Lagi-lagi Meyes harus ikut menemui tamu Aisyah. Padahal dulu dia pernah membuat pertemuan kacau karena malas, dan kesal dengan percakapan yang terjadi. Lagi pula dia memiliki kesibukan, dan harinya sekarang menjadi kacau dengan orang asing.
"Ayo, mandi terus sarapan! Mama tunggu di bawah," ucap Aisyah sebelum melenggang pergi.
Meyes hanya mendengus, mengucek kedua matanya kasar sebelum beranjak, dan masuk ke dalam toilet.
***
Gadis itu menuruni tangga dengan malas. Tenaganya terasa terkuras habis karena mendengar jika tamu milik Aisyah sudah tiba, dan sekarang duduk di ruang tamu. Padahal banyak novel horor yang harus dia selesaikan sekarang, hanya hari minggu yang bisa dia gunakan untuk membaca novel.

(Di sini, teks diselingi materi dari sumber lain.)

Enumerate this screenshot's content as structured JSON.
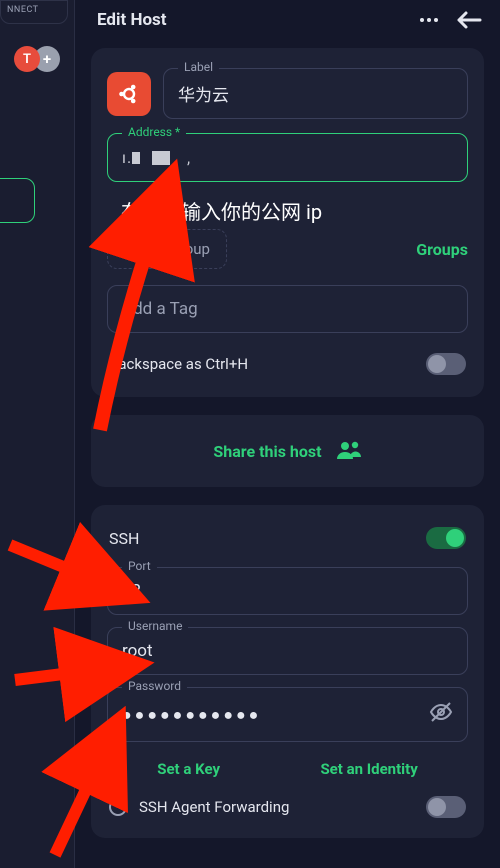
{
  "rail": {
    "connect_label": "NNECT",
    "avatar_letter": "T",
    "add_symbol": "+"
  },
  "header": {
    "title": "Edit Host"
  },
  "form": {
    "label_legend": "Label",
    "label_value": "华为云",
    "address_legend": "Address *",
    "address_value_hint": "ı.▮ ▮▮  ,",
    "annotation": "在此处输入你的公网 ip",
    "parent_group_placeholder": "Parent group",
    "groups_link": "Groups",
    "tag_placeholder": "Add a Tag",
    "backspace_label": "Backspace as Ctrl+H",
    "backspace_on": false
  },
  "share": {
    "label": "Share this host"
  },
  "ssh": {
    "title": "SSH",
    "enabled": true,
    "port_legend": "Port",
    "port_value": "22",
    "username_legend": "Username",
    "username_value": "root",
    "password_legend": "Password",
    "password_mask": "●●●●●●●●●●●",
    "set_key": "Set a Key",
    "set_identity": "Set an Identity",
    "agent_forwarding": "SSH Agent Forwarding",
    "agent_on": false
  },
  "colors": {
    "accent": "#2fd07a",
    "arrow": "#ff1e00"
  }
}
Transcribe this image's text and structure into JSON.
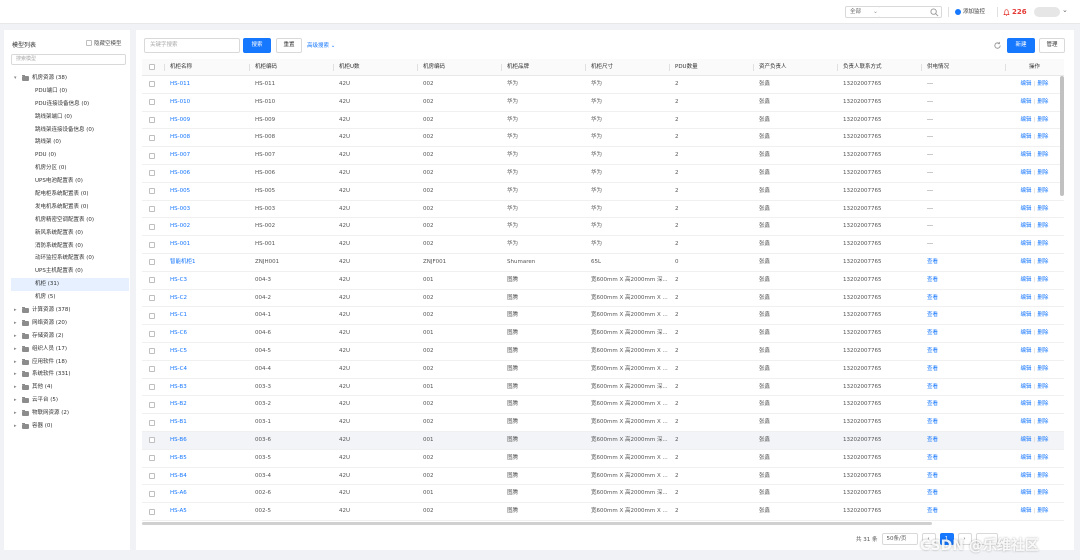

Meyes mendengus untuk yang ke sekian kalinya, langkahnya terhenti di balik dinding menuju ruang tamu. Gadis itu merapikan pakaiannya yang berantakan, jeans panjang yang robek di bagian paha, dan lutut itu membuatnya terdiam sambil memperhatikan. Meyes merasa ini tidak sopan, tapi ini rumahnya, dan mereka hanyalah tamu yang seharusnya mau menerima kondisi tuan rumah.
Jadi masa bodo untuk beban pikiran yang baru saja bertambah itu. Meyes segera mengambil langkah, membuat senyuman tipis sebelum mencium punggung tangan wanita yang menyanggul rambutnya seperti orang yang sedang ada acara sakral.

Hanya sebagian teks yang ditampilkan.